The next PC leader Tim Hudak lost an easy win against Kathleen Wynne who inherited Dalton McGuinty's scandal plagued government that paid over $1 Billion in penalty fees to cancel unpopular gas power plants to win 2 MP risings, by announcing that he would cut 100,000 government jobs and somehow create 1 Million private sector jobs in the process. People got scared of the cuts and as others have mentioned previously, there was nowhere close to 1 Million unemployed people in the province.

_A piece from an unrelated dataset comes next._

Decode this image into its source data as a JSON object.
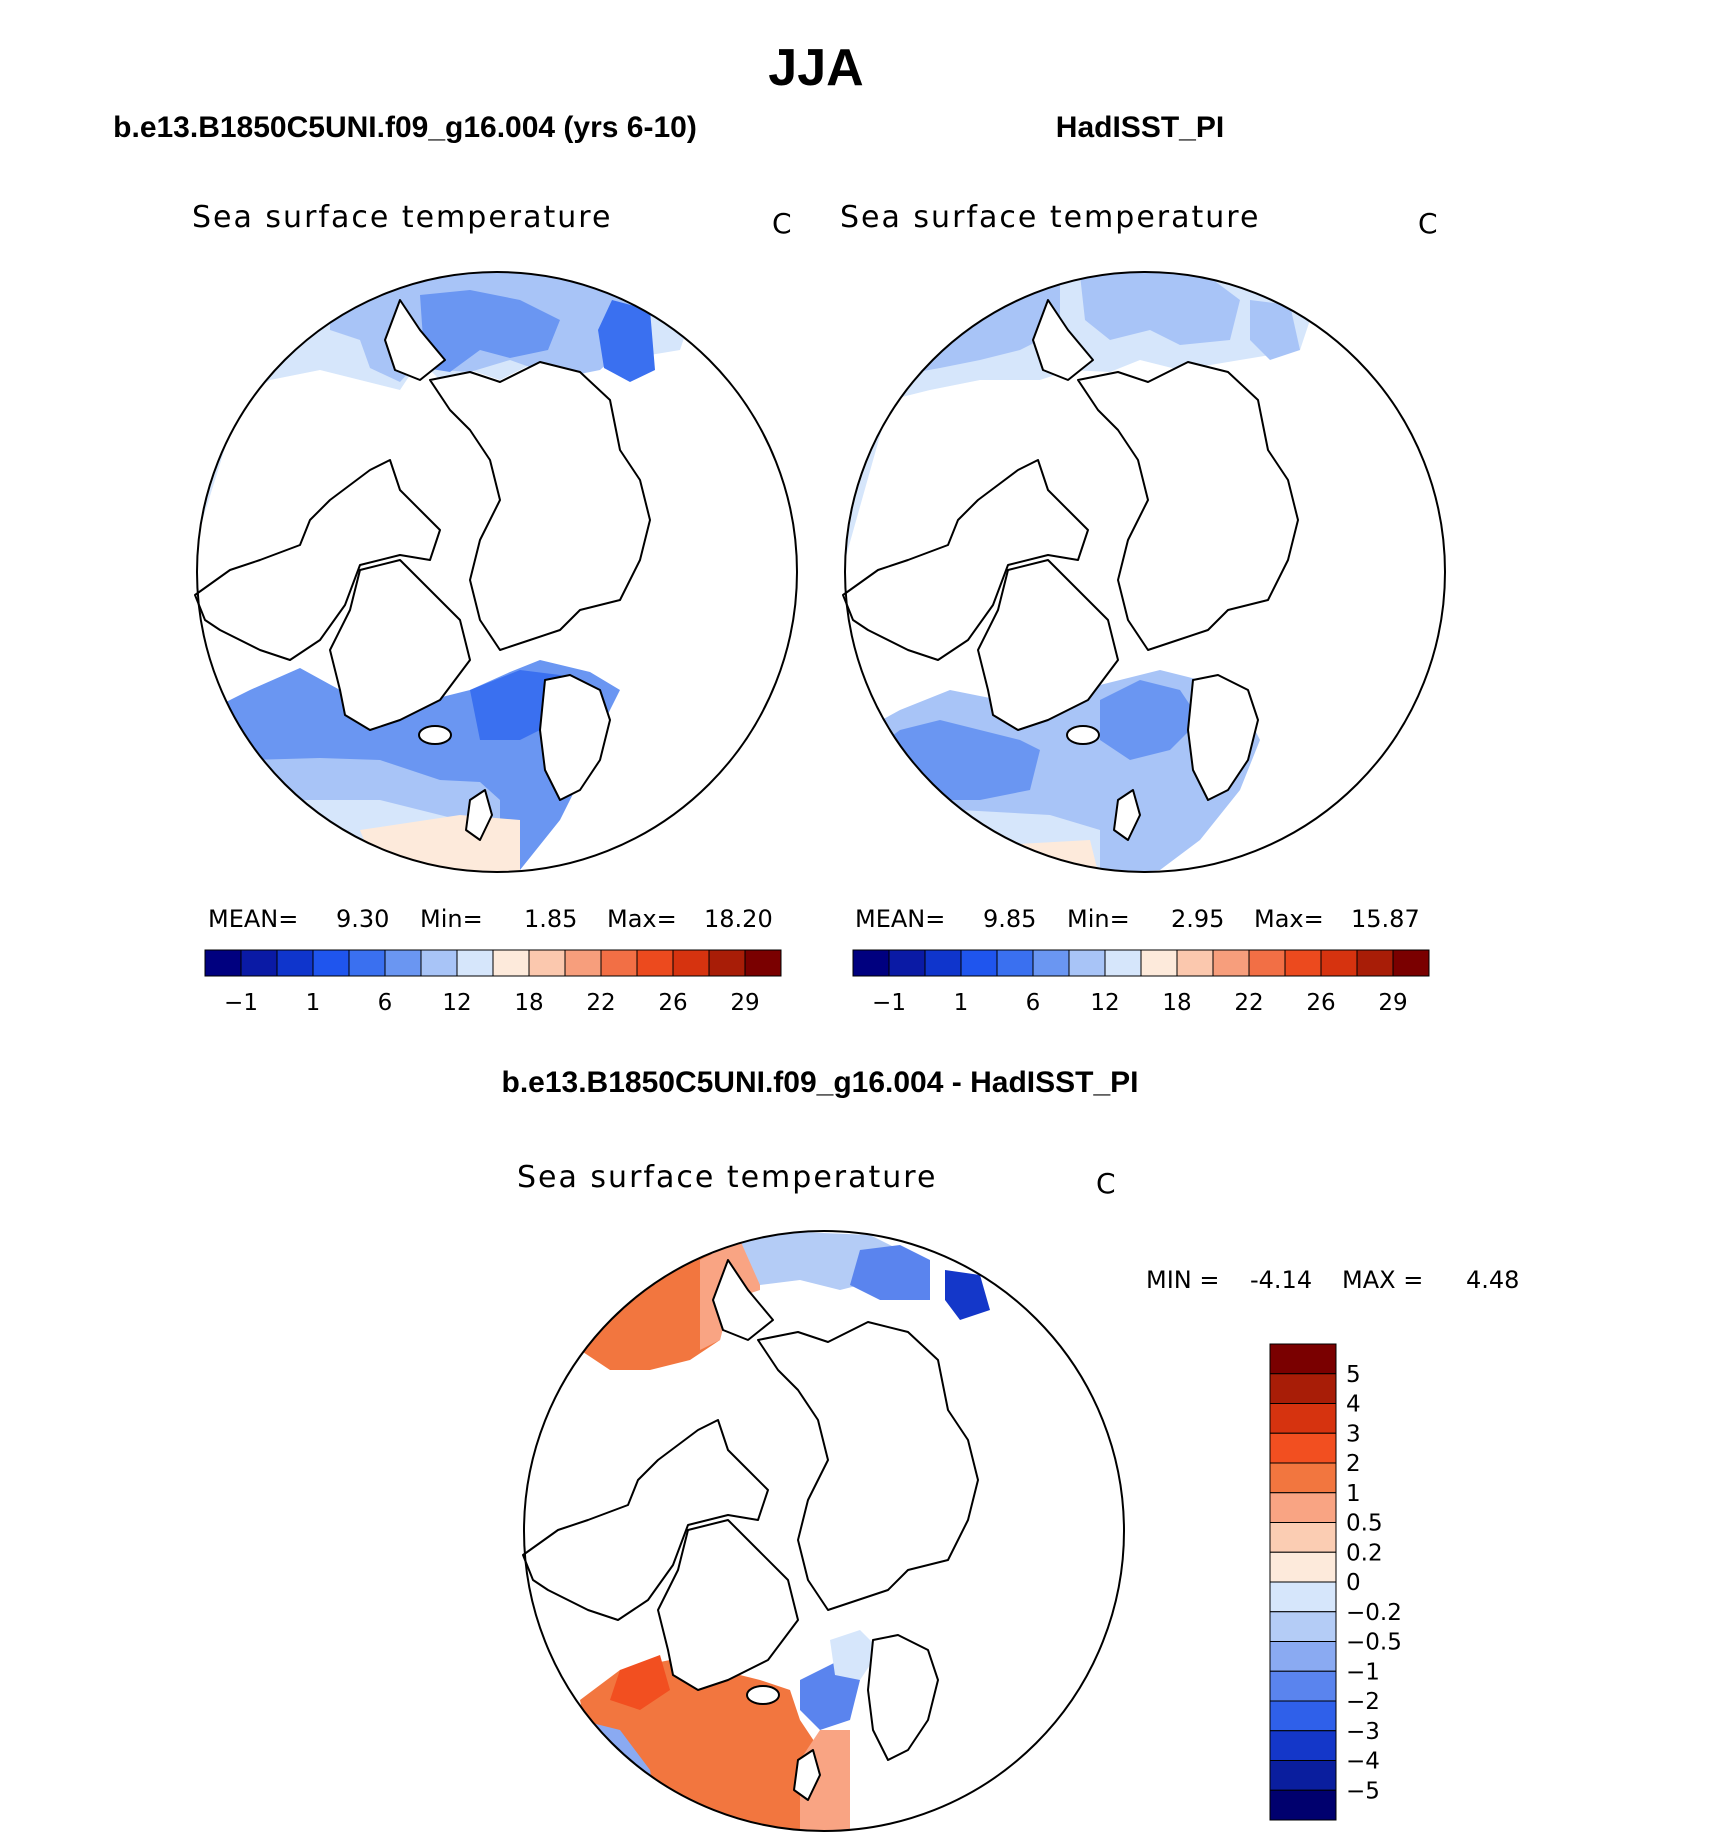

New PC leader Patrick Brown is against abortion, against same-sex marriage, and against sex education in schools. The Ontario PCs went from a serious of fiscal conservative leaders to now a social conservative leader, in the most diverse province in Canada, that just gave a majority government a lesbian woman Premier introducing a new sex education curriculum that acknowledges the existence of homosexuality, masturbation and oral sex. The optics on Patrick Brown vs. Kathleen Wynne are definitely not in the favour of the PC, who risk coming out of the next election looking like bigots. The Ontario PC already kinda look bigoted, with one of their MPs emphatic that Kathleen Wynne was especially unsuited for changing sex education, even though she was a teacher and education minister, the implication being that her being lesbian should disqualify her from changing sex education. Also, Stephen Harper ran an anti-Muslim federal Conservative campaign in the final weeks of the federal election, which will only further tarnish the Ontario PCs reputation with new Canadians.